We are now in the liturgical season of Ordinary Time, which is named for the way the weeks are ordered, not for the lack of cool decorations or special customs.  Still, Ordinary Time can feel kind of… ordinary.   We expect all the really good penances and epiphanies and spiritual mountain-tops to come from “special” seasons like Lent and Easter.  But Ordinary Time is a season of growth and hope.  The “special” seasons are like many of the special occasions in our lives: birthdays, baptisms, weddings, graduations, etc.    But it is what happens during the every-day that really shapes who we are.

I don’t think it’s any coincidence that Ordinary Time begins for the year with the Feast of the Baptism of the Lord.  In the Gospel reading this year, we heard God the Father say to Jesus, “You are my beloved Son, in whom I am well pleased.”  I feel a faint echo of the Father’s delight in Jesus when I peer at my baby and think my heart might burst with joy.  The Father is affirming Jesus’ worth, the Father’s joy in his existence and in their relationship.  Not that Jesus needed it.  As an also fully divine Person, who had always existed, he lived constantly in the affirmation of the Father.  Yet the Father offers it anyway.  I think he offers it for us.  Knowing that we all would enter those baptismal waters, sanctified by Jesus, the Father knew we would need to get that affirmation that our very existence is good. We need to know we belong.

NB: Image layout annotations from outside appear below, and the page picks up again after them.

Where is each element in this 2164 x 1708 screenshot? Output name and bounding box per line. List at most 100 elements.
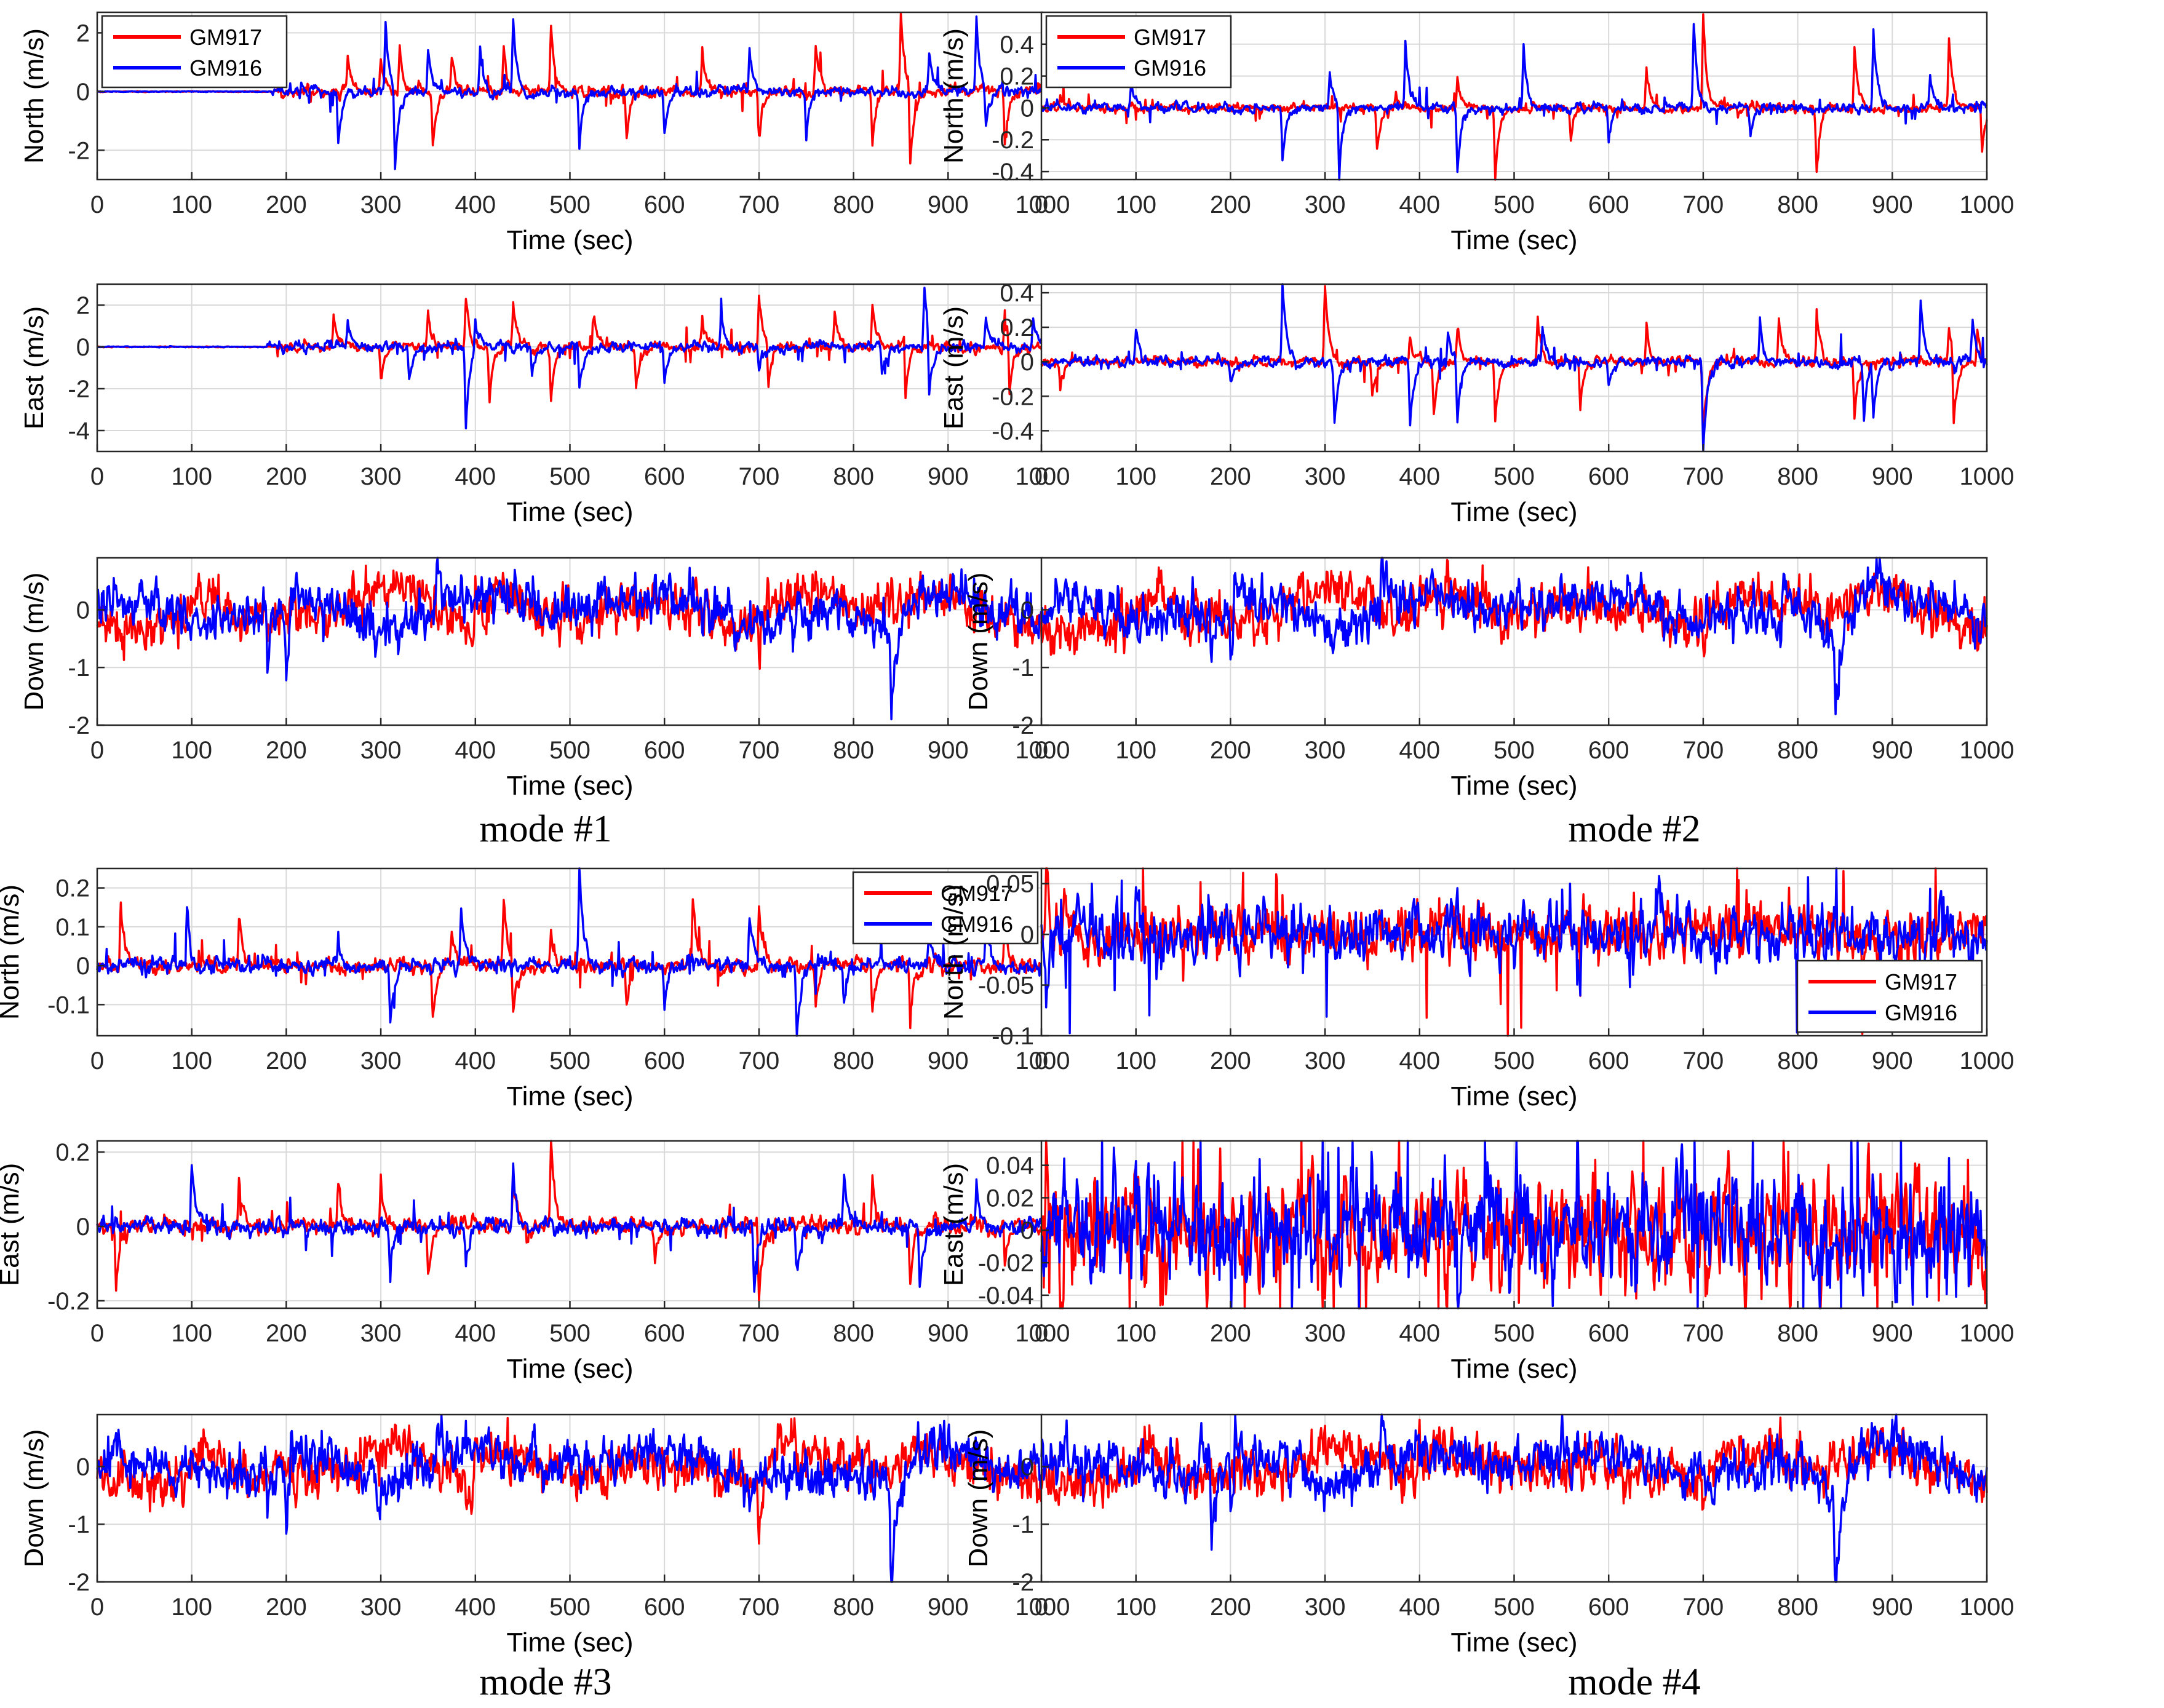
x-tick-label: 900 [1872, 1320, 1913, 1347]
x-tick-label: 300 [1305, 1594, 1346, 1621]
x-tick-label: 500 [1494, 1594, 1535, 1621]
x-tick-label: 200 [1210, 191, 1251, 218]
series-line-gm916 [1040, 557, 1988, 715]
x-tick-label: 300 [360, 1594, 402, 1621]
x-tick-label: 900 [928, 1594, 969, 1621]
legend-label-gm916: GM916 [941, 912, 1013, 937]
x-tick-label: 500 [549, 1594, 591, 1621]
x-tick-label: 600 [1588, 1047, 1629, 1074]
y-tick-label: -2 [68, 1569, 90, 1596]
x-axis-label: Time (sec) [1450, 497, 1577, 527]
y-tick-label: -0.02 [978, 1250, 1034, 1277]
legend: GM917 GM916 [852, 871, 1039, 945]
y-tick-label: -0.05 [978, 972, 1034, 999]
x-tick-label: 300 [360, 1047, 402, 1074]
x-axis-label: Time (sec) [1450, 1354, 1577, 1384]
series-line-gm916 [97, 557, 1044, 721]
x-tick-label: 0 [1035, 1594, 1048, 1621]
axes: 0 100 200 300 400 500 600 700 800 900 1000-0.1-0.0… [939, 871, 2014, 1111]
x-tick-label: 700 [739, 1594, 780, 1621]
y-axis-label: Down (m/s) [963, 573, 993, 711]
x-tick-label: 200 [266, 1594, 307, 1621]
x-tick-label: 500 [1494, 1320, 1535, 1347]
y-tick-label: 0 [1020, 1453, 1034, 1480]
series-line-gm916 [1041, 283, 1988, 452]
x-tick-label: 400 [455, 1320, 496, 1347]
panel-1: 0 100 200 300 400 500 600 700 800 900 1000-202Time… [19, 11, 1070, 255]
x-tick-label: 700 [739, 463, 780, 490]
x-tick-label: 800 [833, 737, 874, 764]
x-tick-label: 100 [171, 1320, 212, 1347]
y-tick-label: -0.1 [47, 991, 90, 1019]
y-tick-label: 0.04 [986, 1153, 1034, 1180]
legend-label-gm917: GM917 [941, 881, 1013, 906]
x-tick-label: 100 [1115, 737, 1156, 764]
x-tick-label: 600 [644, 737, 685, 764]
x-tick-label: 900 [1872, 1047, 1913, 1074]
x-tick-label: 100 [171, 1047, 212, 1074]
x-tick-label: 600 [1588, 1594, 1629, 1621]
y-tick-label: -2 [1012, 712, 1034, 739]
x-tick-label: 900 [928, 1320, 969, 1347]
x-tick-label: 1000 [1016, 1047, 1070, 1074]
y-tick-label: 0.2 [55, 1139, 90, 1166]
x-tick-label: 600 [644, 463, 685, 490]
x-tick-label: 1000 [1016, 191, 1070, 218]
x-axis-label: Time (sec) [506, 771, 633, 801]
x-tick-label: 1000 [1960, 463, 2015, 490]
axes: 0 100 200 300 400 500 600 700 800 900 1000 -0.4 -0.2… [939, 280, 2014, 527]
x-tick-label: 200 [1210, 737, 1251, 764]
mode-caption-1: mode #1 [479, 808, 611, 850]
x-tick-label: 400 [1399, 1594, 1440, 1621]
legend: GM917 GM916 [1796, 959, 1983, 1033]
x-tick-label: 200 [266, 1320, 307, 1347]
axes: 0 100 200 300 400 500 600 700 800 900 1000-0.100.1… [0, 875, 1070, 1111]
axes: 0 100 200 300 400 500 600 700 800 900 1000-2-10Tim… [963, 573, 2014, 801]
y-tick-label: 0 [76, 953, 90, 980]
x-tick-label: 900 [928, 1047, 969, 1074]
x-tick-label: 200 [1210, 1594, 1251, 1621]
y-tick-label: 0 [76, 1213, 90, 1241]
y-tick-label: 2 [76, 20, 90, 47]
x-tick-label: 600 [644, 1594, 685, 1621]
y-tick-label: 0 [1020, 921, 1034, 948]
x-tick-label: 600 [1588, 191, 1629, 218]
legend-box [1796, 959, 1983, 1033]
x-tick-label: 300 [360, 1320, 402, 1347]
x-axis-label: Time (sec) [506, 1627, 633, 1658]
x-tick-label: 900 [1872, 737, 1913, 764]
x-axis-label: Time (sec) [506, 497, 633, 527]
x-tick-label: 1000 [1960, 1047, 2015, 1074]
legend: GM917 GM916 [101, 15, 288, 89]
y-tick-label: -2 [1012, 1569, 1034, 1596]
legend-label-gm916: GM916 [1134, 55, 1206, 81]
axes: 0 100 200 300 400 500 600 700 800 900 1000-2-10Tim… [19, 573, 1070, 801]
y-tick-label: -2 [68, 376, 90, 403]
x-tick-label: 700 [1683, 1047, 1724, 1074]
y-tick-label: -0.2 [47, 1288, 90, 1315]
series-line-gm916 [96, 1414, 1044, 1583]
x-tick-label: 700 [1683, 1320, 1724, 1347]
x-tick-label: 600 [1588, 1320, 1629, 1347]
x-tick-label: 100 [1115, 463, 1156, 490]
legend-label-gm917: GM917 [189, 25, 262, 50]
y-axis-label: North (m/s) [19, 28, 49, 164]
x-tick-label: 600 [1588, 463, 1629, 490]
legend-label-gm917: GM917 [1134, 25, 1206, 50]
panel-11: 0 100 200 300 400 500 600 700 800 900 1000-2-10Tim… [19, 1413, 1070, 1658]
mode-caption-4: mode #4 [1568, 1661, 1700, 1703]
y-tick-label: 0 [1020, 1217, 1034, 1244]
x-tick-label: 200 [1210, 1320, 1251, 1347]
x-tick-label: 900 [928, 191, 969, 218]
y-tick-label: -1 [68, 1511, 90, 1538]
mode-caption-3: mode #3 [479, 1661, 611, 1703]
panel-5: 0 100 200 300 400 500 600 700 800 900 1000-2-10Tim… [19, 557, 1070, 801]
x-tick-label: 600 [644, 191, 685, 218]
x-tick-label: 600 [1588, 737, 1629, 764]
series-line-gm917 [1040, 285, 1987, 436]
x-tick-label: 800 [1777, 1047, 1818, 1074]
x-tick-label: 400 [1399, 1047, 1440, 1074]
axes: 0 100 200 300 400 500 600 700 800 900 1000 -0.04 -0.… [939, 1153, 2014, 1384]
axes: 0 100 200 300 400 500 600 700 800 900 1000-0.200.2… [0, 1139, 1070, 1384]
x-tick-label: 100 [171, 463, 212, 490]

Ordinary Time is a chance to allow ourselves to receive the look of delight in the face of our Creator.  To learn that though there are times that are the spiritual equivalent of being trapped in our car seats for what feels like forever in a poopy diaper, the Father will always reassure us that He is there, that he cares for us, and that he is head-over-heels in love with us.

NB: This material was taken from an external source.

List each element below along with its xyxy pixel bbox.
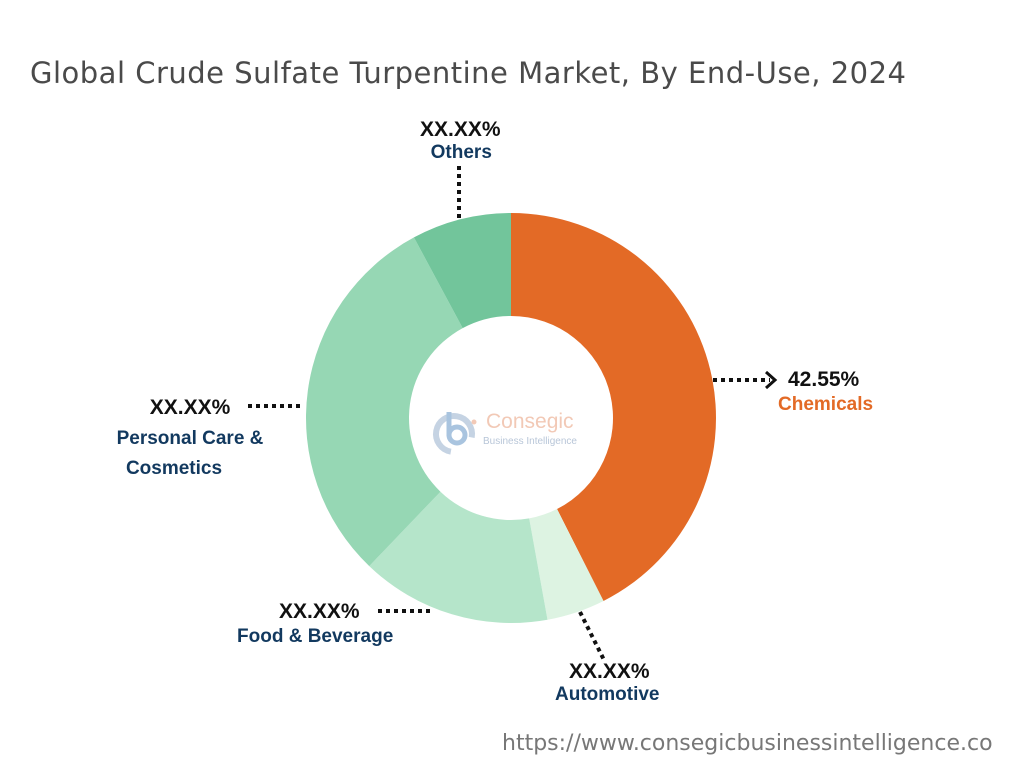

The fact is that some of us need a spiritual PSA, reminding us to go receive that love.  Just like it must not be obvious to every parent that they should talk and sing to their kids, it’s not obvious to many of us that we need to be faithful to prayer and to the sacraments, especially the Mass.  I would imagine that good, loving parents might avoid conversations with their babies in an effort to get it all done, to keep food on the table, to be sure everyone in the house has a dry butt.  But in doing so, they may be missing what a baby needs most—the reassurance that he is cherished for who he is.  Many of us (myself included at times) often miss out on experiencing God’s delight in us for the same ultimately trivial reasons.

So, let’s not wait until Lent to recommit to our prayers, to the sacraments and to any other spiritual practices that allow us experience God’s love for us.  For it is through this every-day dosage that we can really begin to soar in all aspects of our lives.